Respecto al contenido teológico de la fiesta, si bien es verdad que hasta el s. III la tradición más bien unitaria es la asiática, no lo es menos que en el plano histórico litúrgico se concreta en una doble práctica. La fiesta aniversario de la pasión, así como la de la resurrección, comportaba una acentuación diversa de uno de los dos extremos del único misterio pascual.

El concilio de Nicea (325) confirmó la unidad del día de la celebración, de tiempo ya conquistada, acordando que los hermanos de Oriente hicieran como los romanos, alejandrinos y todos los demás, de manera que todos unánimemente, en el mismo día, elevaran su oración en el día de la pascua. La decisión del concilio se fue estabilizando pacíficamente en toda la iglesia hasta la reforma del calendario por Gregorio XIII (1582), reforma que fue rechazada por el patriarca de Constantinopla en nombre de la fidelidad al concilio de Nicea.

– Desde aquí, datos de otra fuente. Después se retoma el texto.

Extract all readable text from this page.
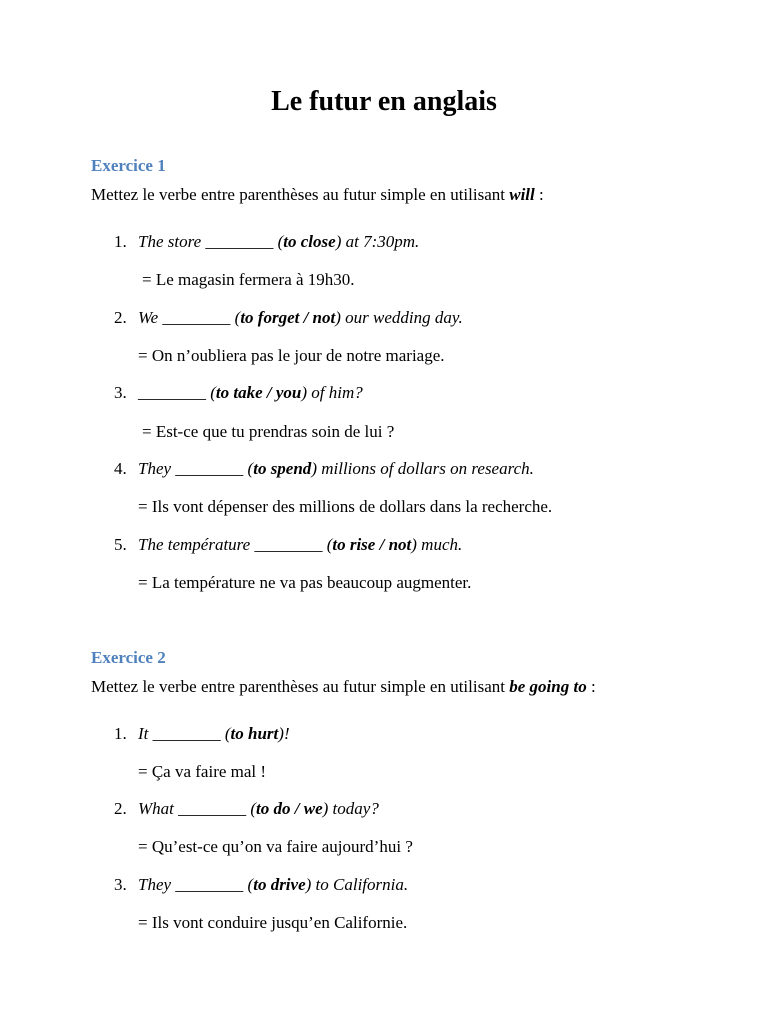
Le futur en anglais
Exercice 1
Mettez le verbe entre parenthèses au futur simple en utilisant will :
1. The store ________ (to close) at 7:30pm.
= Le magasin fermera à 19h30.
2. We ________ (to forget / not) our wedding day.
= On n’oubliera pas le jour de notre mariage.
3. ________ (to take / you) of him?
= Est-ce que tu prendras soin de lui ?
4. They ________ (to spend) millions of dollars on research.
= Ils vont dépenser des millions de dollars dans la recherche.
5. The température ________ (to rise / not) much.
= La température ne va pas beaucoup augmenter.
Exercice 2
Mettez le verbe entre parenthèses au futur simple en utilisant be going to :
1. It ________ (to hurt)!
= Ça va faire mal !
2. What ________ (to do / we) today?
= Qu’est-ce qu’on va faire aujourd’hui ?
3. They ________ (to drive) to California.
= Ils vont conduire jusqu’en Californie.
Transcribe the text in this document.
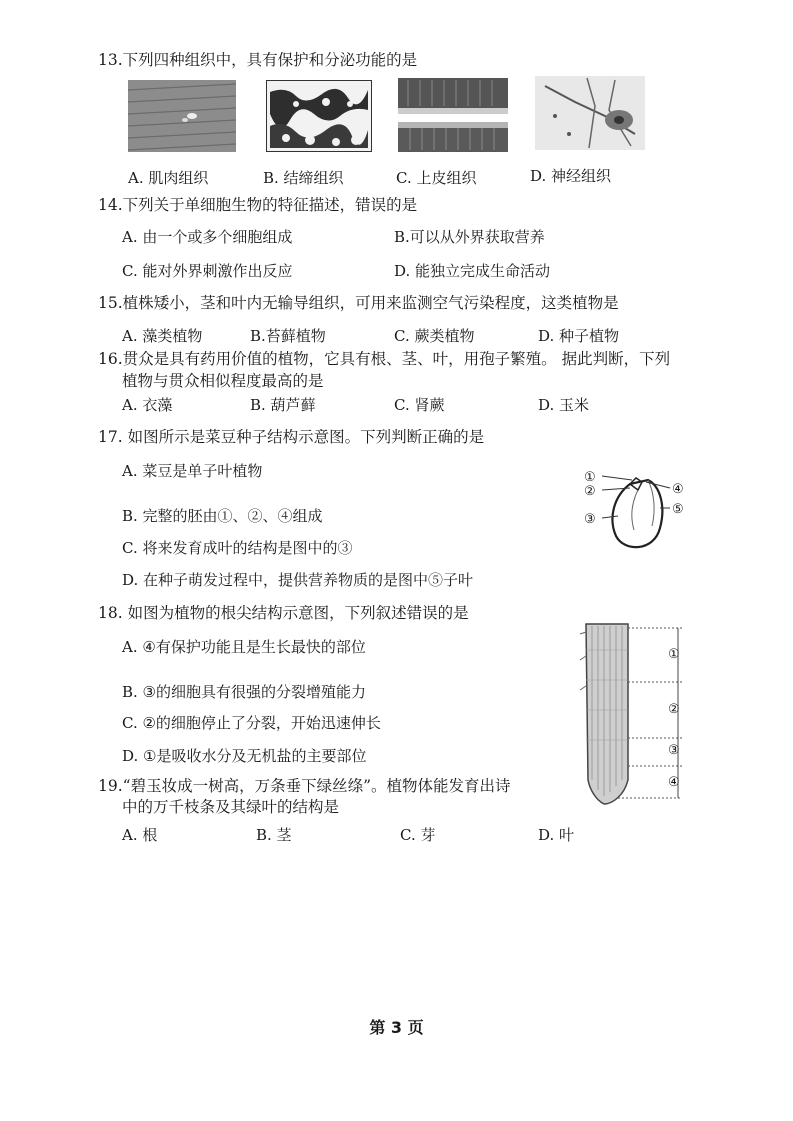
13.下列四种组织中，具有保护和分泌功能的是
A. 肌肉组织	B. 结缔组织	C. 上皮组织	D. 神经组织
14.下列关于单细胞生物的特征描述，错误的是
A. 由一个或多个细胞组成	B.可以从外界获取营养
C. 能对外界刺激作出反应	D. 能独立完成生命活动
15.植株矮小，茎和叶内无输导组织，可用来监测空气污染程度，这类植物是
A. 藻类植物	B.苔藓植物	C. 蕨类植物	D. 种子植物
16.贯众是具有药用价值的植物，它具有根、茎、叶，用孢子繁殖。 据此判断，下列
植物与贯众相似程度最高的是
A. 衣藻	B. 葫芦藓	C. 肾蕨	D. 玉米
17. 如图所示是菜豆种子结构示意图。下列判断正确的是
A. 菜豆是单子叶植物
B. 完整的胚由①、②、④组成
C. 将来发育成叶的结构是图中的③
D. 在种子萌发过程中，提供营养物质的是图中⑤子叶
①
②
③
④
⑤
18. 如图为植物的根尖结构示意图，下列叙述错误的是
A. ④有保护功能且是生长最快的部位
B. ③的细胞具有很强的分裂增殖能力
C. ②的细胞停止了分裂，开始迅速伸长
D. ①是吸收水分及无机盐的主要部位
①
②
③
④
19.“碧玉妆成一树高，万条垂下绿丝绦”。植物体能发育出诗
中的万千枝条及其绿叶的结构是
A. 根	B. 茎	C. 芽	D. 叶
第 3 页
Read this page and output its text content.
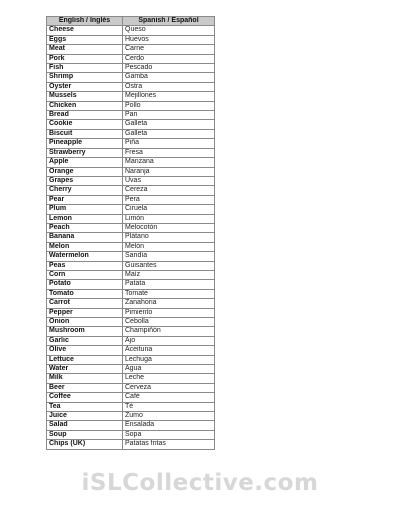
English / Inglés	Spanish / Español
Cheese	Queso
Eggs	Huevos
Meat	Carne
Pork	Cerdo
Fish	Pescado
Shrimp	Gamba
Oyster	Ostra
Mussels	Mejillones
Chicken	Pollo
Bread	Pan
Cookie	Galleta
Biscuit	Galleta
Pineapple	Piña
Strawberry	Fresa
Apple	Manzana
Orange	Naranja
Grapes	Uvas
Cherry	Cereza
Pear	Pera
Plum	Ciruela
Lemon	Limón
Peach	Melocotón
Banana	Plátano
Melon	Melón
Watermelon	Sandía
Peas	Guisantes
Corn	Maíz
Potato	Patata
Tomato	Tomate
Carrot	Zanahoria
Pepper	Pimiento
Onion	Cebolla
Mushroom	Champiñón
Garlic	Ajo
Olive	Aceituna
Lettuce	Lechuga
Water	Agua
Milk	Leche
Beer	Cerveza
Coffee	Café
Tea	Té
Juice	Zumo
Salad	Ensalada
Soup	Sopa
Chips (UK)	Patatas fritas
iSLCollective.com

II. El triduo pascual y su significación

La pascua de los primitivos cristianos, entremezclada con la experiencia de la comunidad apostólica, giraba en torno a una sola celebración. El criterio místico de la concentración dominaba sobre el cronológico de los tres días, que se impuso más adelante. La pascua era la gran celebración nocturna de la noche, de tal manera que hasta finales del s. ni era la única fiesta anual. Su celebración concentraba la unidad de la historia de salvación desde la creación a la parusía.

Pronto esta vigilia pascual fue precedida de uno o más días de ayuno, los cuales se transformaron progresivamente en el triduo del viernes, sábado y domingo, dedicados, respectivamente, a la muerte, sepultura y resurrección del Señor. El paso presuponía ya una aceptación del domingo después del 14 de nisán como el día de pascua.

El triduo pascual, vislumbrado ya en Orígenes, nos lo descubre no como una indicación cronológica, sino de sentido teológico y litúrgico. Comentando Os 6,2, dice: Prima die nobis passio Salvatoris est et secunda, qua descendit in infernum, tertia autem resurrectionis est dies, añadiendo unas líneas más abajo la expresión el misterio del tercer día.

Una celebración de los días anteriores a la vigilia pascual, consistente en el ayuno, la encontramos en Tertuliano, y supone una costumbre arraigada. Fundamenta la práctica, como los únicos días, solos legitimos ieiunorum, prescritos por el evangelio, para el momento que el esposo será quitado; estos ayunos empiezan el viernes dicamus et ieiuniis parascevem.

A principios del s. iii el ayuno del triduo, según la Tradición Apostólica y un poco después en la Didascalia de los Apóstoles, donde se puede leer parascevem tamen et sabbatum integrum ieiunate, nos resultan más conocidos.

Llegados al s. iv, encontramos una formulación teológica litúrgica bien precisa del triduo sacro. En san Ambrosio podemos leer: "Triduo en el que ha sufrido, ha reposado y ha resucitado el que pudo decir destruid este templo y en tres días lo reedificaré". Entre otras escogemos la conocida expresión de Agustín por su tan adecuada formulación: Sacratissimum triduum crucifixi, sepulti et suscitati .

Sin perjuicio de la unidad total del misterio de pascua, los padres tenían buenas razones para consagrar la idea de triduo sacro. El presentar los aspectos sucesivos de la celebración era sin duda la mejor manera para una vivencia cristiana mayor. Las razones bíblicas no faltaban. Por un lado, la tipología bíblica de Jonás y del templo (Mt 12,40; Jn 2,19); por otro, la unidad de los tres momentos del misterio, según viene expresada en diversos lugares del NT, como es el caso de Corintios: "Murió por todos para que los que viven no vivan ya para sí, sino para aquel que por ellos murió y resucitó" (2 Cor 5,15), o bien "fue entregado por nuestros pecados y resucitó para nuestra justificación" (Rom 4,25).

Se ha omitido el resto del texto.